# find the frequency with Fourier

I have a problem for obtain the frequency of oscillations with Fourier,

For example if I have

tf = 60;
NN = (tf + 1)/0.001;
dt = tf/NN;
data = Table[Sin[t], {t, 0., tf, 0.001}];
fft = Fourier[data];
peak1 = First[Position[Abs[fft], Max[Abs[fft]]]];


The frequency is obtained would be $$2\pi k/ N dt$$, where k is the position of the first peak. If I evaluate this expression I do not obtain the frequency.

• There's a factor of 2 Pi in formula for Fourier. Shouldn't the frequency be (peak1 -1)/tf? Jul 31, 2020 at 11:43
• Why did you set up NN and dt if you never use them on line 4? Also your Sin[t] should be Sin[2 pi f] for frequency f. You also need to take a look at the FourierParameters option of Fourier and finally, you should account for your sampling rate too. Jul 31, 2020 at 12:02
• See the "Applications" section of the docs of Fourier for an example of how to determine the frequency. The shortcoming of that example is that it uses a dt (or dx) of 1, and doesn't show how to modify the various steps. However, it's not hard to figure out. Jul 31, 2020 at 12:03

OP's apparent intention:

tf = 60;
NN = (tf)/0.001;
dt = tf/NN;
data = Table[Sin[t], {t, 0., tf, 0.001}];
fft = Fourier[data];
peak1 = First@First[Position[Abs[fft], Max[Abs[fft]]]]
freq = (peak1 - 1)/tf

(*
11
0.166667
*)


It's closest estimate possible, since the adjacent estimates have a larger error:

1/(2 Pi) - (peak1 - {0, 1, 2})/tf // N

(*  {-0.0241784, -0.00751172, 0.00915494}  *)

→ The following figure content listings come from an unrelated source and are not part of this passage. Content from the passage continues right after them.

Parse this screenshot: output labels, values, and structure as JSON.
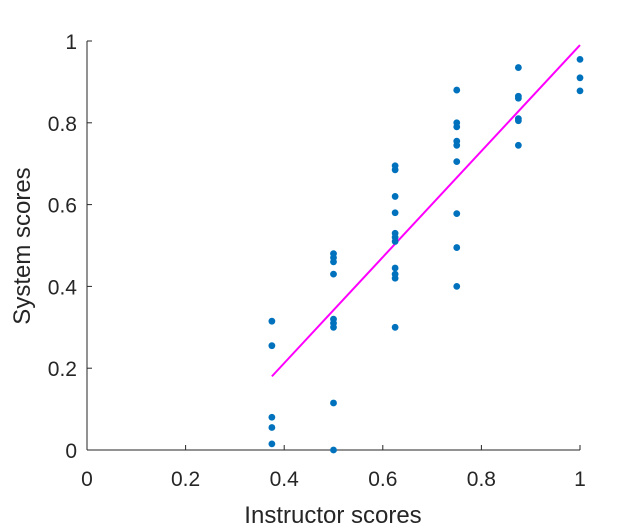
{
  "chart_data": {
    "type": "scatter",
    "xlabel": "Instructor scores",
    "ylabel": "System scores",
    "xlim": [
      0,
      1
    ],
    "ylim": [
      0,
      1
    ],
    "x_ticks": [
      "0",
      "0.2",
      "0.4",
      "0.6",
      "0.8",
      "1"
    ],
    "y_ticks": [
      "0",
      "0.2",
      "0.4",
      "0.6",
      "0.8",
      "1"
    ],
    "grid": false,
    "points": [
      [
        0.375,
        0.315
      ],
      [
        0.375,
        0.255
      ],
      [
        0.375,
        0.08
      ],
      [
        0.375,
        0.055
      ],
      [
        0.375,
        0.015
      ],
      [
        0.5,
        0.48
      ],
      [
        0.5,
        0.47
      ],
      [
        0.5,
        0.46
      ],
      [
        0.5,
        0.43
      ],
      [
        0.5,
        0.32
      ],
      [
        0.5,
        0.31
      ],
      [
        0.5,
        0.3
      ],
      [
        0.5,
        0.115
      ],
      [
        0.5,
        0.0
      ],
      [
        0.625,
        0.695
      ],
      [
        0.625,
        0.685
      ],
      [
        0.625,
        0.62
      ],
      [
        0.625,
        0.58
      ],
      [
        0.625,
        0.53
      ],
      [
        0.625,
        0.52
      ],
      [
        0.625,
        0.51
      ],
      [
        0.625,
        0.445
      ],
      [
        0.625,
        0.43
      ],
      [
        0.625,
        0.42
      ],
      [
        0.625,
        0.3
      ],
      [
        0.75,
        0.88
      ],
      [
        0.75,
        0.8
      ],
      [
        0.75,
        0.79
      ],
      [
        0.75,
        0.755
      ],
      [
        0.75,
        0.745
      ],
      [
        0.75,
        0.705
      ],
      [
        0.75,
        0.578
      ],
      [
        0.75,
        0.495
      ],
      [
        0.75,
        0.4
      ],
      [
        0.875,
        0.935
      ],
      [
        0.875,
        0.865
      ],
      [
        0.875,
        0.86
      ],
      [
        0.875,
        0.81
      ],
      [
        0.875,
        0.805
      ],
      [
        0.875,
        0.745
      ],
      [
        1.0,
        0.955
      ],
      [
        1.0,
        0.91
      ],
      [
        1.0,
        0.878
      ]
    ],
    "fit_line": {
      "x": [
        0.375,
        1.0
      ],
      "y": [
        0.18,
        0.99
      ]
    },
    "colors": {
      "points": "#0072BD",
      "fit_line": "#FF00FF",
      "axis": "#262626"
    }
  }
}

Here is the method from the docs for Fourier (under "Applications"), which uses a more sophisticated approach:

Min[TakeLargest[Abs@fft, 2]];
peaks = Position[Abs[fft], x_ /; x >= %];
pos = First@First[peaks]

(*  11  *)

n = Length@fft;
fr = Abs[Fourier[data*Exp[2 Pi I (pos - 2) N[Range[0, n - 1]]/n],
FourierParameters -> {0, 2/n}]];
frpos = Position[fr, Max[fr]][[1, 1]];

period = N[n/(pos - 2 + 2 (frpos - 1)/n)] dt

(*  6.29278  *)

frequency = 1/period
1./(2 Pi)

(*
0.158912
0.159155
*)